It is official. Directors are not allowed to remove other directors from a company’s board without the shareholders’ say so, according to information released by the Australian Securities and Investments Commission.
The Corporations Act 2001 says only shareholders can remove a director of a public company and that attempts by directors to remove another director from office are void.
This means an agreement, or any other arrangement, which says a director can be removed from office if the other directors decide is ineffective.
Companies that have these arrangements in place and present them as if they are binding create a real risk that shareholders will believe directors do have this power and will be misinformed.
In a release ASIC says it recognises companies and their boards want to be free to establish robust and effective measures for assessing the performance of individual directors and of the board as a whole.
Measures can include peer review mechanisms where directors comment on and assess the contribution of other directors.
However, it must be the shareholders who decide whether a director is to remain in office.

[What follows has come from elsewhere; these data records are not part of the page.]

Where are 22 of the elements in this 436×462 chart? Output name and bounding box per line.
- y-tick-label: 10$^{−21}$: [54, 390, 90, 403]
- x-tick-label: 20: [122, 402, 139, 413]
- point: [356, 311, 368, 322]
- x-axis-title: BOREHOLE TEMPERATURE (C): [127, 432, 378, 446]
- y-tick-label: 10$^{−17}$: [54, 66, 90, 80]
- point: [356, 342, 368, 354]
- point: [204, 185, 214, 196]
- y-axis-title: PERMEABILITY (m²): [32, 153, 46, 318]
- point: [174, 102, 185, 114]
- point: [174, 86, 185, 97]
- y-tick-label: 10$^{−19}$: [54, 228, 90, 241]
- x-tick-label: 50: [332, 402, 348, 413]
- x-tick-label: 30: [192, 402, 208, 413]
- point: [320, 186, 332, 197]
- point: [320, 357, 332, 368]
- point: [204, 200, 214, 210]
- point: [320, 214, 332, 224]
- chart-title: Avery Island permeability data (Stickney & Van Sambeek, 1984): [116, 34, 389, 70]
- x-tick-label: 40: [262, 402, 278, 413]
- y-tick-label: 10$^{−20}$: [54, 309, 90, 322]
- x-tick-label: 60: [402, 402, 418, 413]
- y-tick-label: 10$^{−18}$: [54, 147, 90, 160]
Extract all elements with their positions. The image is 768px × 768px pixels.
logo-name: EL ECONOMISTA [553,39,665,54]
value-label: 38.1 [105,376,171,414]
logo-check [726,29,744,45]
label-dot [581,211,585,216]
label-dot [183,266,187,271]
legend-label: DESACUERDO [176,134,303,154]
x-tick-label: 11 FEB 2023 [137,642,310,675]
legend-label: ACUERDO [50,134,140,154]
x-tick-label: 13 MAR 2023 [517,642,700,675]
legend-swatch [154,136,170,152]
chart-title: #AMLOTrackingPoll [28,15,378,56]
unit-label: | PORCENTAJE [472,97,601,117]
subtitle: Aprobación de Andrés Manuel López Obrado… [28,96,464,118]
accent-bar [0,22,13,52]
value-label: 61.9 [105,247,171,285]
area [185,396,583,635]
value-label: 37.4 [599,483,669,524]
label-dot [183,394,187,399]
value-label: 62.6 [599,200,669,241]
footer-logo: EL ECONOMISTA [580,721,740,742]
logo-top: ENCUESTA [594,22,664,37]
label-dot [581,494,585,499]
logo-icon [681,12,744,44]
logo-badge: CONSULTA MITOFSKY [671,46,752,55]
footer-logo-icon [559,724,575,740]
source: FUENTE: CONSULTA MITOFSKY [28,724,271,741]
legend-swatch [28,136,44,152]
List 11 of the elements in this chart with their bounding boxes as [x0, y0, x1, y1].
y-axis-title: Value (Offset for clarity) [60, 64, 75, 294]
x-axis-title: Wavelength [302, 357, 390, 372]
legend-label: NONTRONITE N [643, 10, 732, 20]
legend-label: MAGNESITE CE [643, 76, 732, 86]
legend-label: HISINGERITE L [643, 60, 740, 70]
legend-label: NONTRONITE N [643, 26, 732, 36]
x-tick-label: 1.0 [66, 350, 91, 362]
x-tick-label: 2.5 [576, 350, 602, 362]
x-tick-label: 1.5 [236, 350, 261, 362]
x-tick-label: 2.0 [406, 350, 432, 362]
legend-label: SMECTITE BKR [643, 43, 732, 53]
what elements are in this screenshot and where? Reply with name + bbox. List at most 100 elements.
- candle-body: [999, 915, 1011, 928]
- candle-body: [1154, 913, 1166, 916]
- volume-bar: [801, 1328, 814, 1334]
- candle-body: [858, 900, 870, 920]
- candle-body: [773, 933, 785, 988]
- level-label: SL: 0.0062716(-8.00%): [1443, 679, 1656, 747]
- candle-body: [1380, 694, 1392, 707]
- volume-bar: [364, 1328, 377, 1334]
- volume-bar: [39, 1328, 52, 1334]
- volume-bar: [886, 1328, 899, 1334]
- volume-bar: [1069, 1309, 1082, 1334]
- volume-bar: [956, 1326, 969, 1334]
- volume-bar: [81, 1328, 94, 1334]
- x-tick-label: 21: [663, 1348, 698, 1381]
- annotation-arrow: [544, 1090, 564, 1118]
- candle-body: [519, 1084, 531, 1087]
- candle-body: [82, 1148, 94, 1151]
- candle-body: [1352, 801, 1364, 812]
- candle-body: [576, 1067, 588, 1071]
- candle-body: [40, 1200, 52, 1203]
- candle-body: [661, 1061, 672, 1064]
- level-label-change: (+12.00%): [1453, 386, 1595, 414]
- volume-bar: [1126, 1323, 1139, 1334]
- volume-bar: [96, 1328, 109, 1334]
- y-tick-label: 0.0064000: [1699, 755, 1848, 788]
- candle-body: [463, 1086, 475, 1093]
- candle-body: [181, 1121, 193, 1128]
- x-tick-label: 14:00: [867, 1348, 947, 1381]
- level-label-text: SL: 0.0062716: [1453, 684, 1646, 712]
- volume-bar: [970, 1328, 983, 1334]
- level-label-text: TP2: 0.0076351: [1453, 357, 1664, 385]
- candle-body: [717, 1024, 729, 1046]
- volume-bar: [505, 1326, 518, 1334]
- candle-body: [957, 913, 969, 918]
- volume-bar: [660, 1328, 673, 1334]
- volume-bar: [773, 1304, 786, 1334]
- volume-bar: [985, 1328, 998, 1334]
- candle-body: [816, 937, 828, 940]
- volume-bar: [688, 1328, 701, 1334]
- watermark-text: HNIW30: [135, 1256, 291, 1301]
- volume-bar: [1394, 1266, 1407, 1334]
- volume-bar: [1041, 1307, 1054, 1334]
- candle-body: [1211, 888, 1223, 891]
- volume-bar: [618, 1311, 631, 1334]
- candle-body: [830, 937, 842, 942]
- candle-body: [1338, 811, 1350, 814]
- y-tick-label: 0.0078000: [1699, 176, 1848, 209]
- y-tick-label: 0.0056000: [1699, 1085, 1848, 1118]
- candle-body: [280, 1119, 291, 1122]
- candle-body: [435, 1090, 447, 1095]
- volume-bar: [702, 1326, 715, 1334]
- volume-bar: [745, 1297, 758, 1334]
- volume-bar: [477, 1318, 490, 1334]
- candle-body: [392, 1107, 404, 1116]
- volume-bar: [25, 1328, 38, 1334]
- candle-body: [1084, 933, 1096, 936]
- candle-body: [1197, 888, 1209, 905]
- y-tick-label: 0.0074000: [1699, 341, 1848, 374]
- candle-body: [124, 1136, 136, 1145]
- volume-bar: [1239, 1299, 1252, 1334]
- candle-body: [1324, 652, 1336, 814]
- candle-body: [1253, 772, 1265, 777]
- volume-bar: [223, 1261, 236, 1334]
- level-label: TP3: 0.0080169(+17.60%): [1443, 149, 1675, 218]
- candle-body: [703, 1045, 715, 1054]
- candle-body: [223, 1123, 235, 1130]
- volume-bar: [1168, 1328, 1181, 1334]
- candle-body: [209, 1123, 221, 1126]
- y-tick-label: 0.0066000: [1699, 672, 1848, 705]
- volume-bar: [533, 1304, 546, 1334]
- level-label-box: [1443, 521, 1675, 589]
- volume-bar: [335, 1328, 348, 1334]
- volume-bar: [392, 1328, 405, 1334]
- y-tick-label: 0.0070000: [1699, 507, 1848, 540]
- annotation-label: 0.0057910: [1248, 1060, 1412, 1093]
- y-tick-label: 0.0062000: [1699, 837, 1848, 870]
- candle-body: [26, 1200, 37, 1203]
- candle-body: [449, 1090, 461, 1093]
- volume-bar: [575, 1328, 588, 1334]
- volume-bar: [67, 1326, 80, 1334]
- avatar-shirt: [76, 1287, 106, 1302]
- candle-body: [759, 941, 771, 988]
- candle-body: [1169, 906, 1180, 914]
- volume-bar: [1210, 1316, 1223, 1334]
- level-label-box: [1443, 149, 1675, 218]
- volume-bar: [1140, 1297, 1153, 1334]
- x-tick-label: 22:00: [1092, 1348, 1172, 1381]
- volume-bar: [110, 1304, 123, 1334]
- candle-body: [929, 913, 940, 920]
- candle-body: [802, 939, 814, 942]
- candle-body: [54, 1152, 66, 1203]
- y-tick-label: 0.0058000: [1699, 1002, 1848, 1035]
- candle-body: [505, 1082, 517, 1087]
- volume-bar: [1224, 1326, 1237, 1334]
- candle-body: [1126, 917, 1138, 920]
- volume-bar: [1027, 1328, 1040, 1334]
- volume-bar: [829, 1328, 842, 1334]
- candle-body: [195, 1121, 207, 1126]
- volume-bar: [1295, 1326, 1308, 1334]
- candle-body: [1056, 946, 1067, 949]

If a resolution to remove a director goes to a general meeting as a result of a performance review process it is vital shareholders be given all the details they need to make an informed decision.
This includes giving the director who is the subject of the resolution a copy of the notice of meeting and the opportunity to put their case to shareholders.
ASIC says, while this is the law, it encourages discussion about, and the development of, mechanisms for assessing the performance of directors to improve corporate governance standards.
It urges companies to adopt two principles in designing such standards:
- The arrangements, criteria and process should be transparent and fully disclosed; and
- The arrangements should be clear and legally enforceable.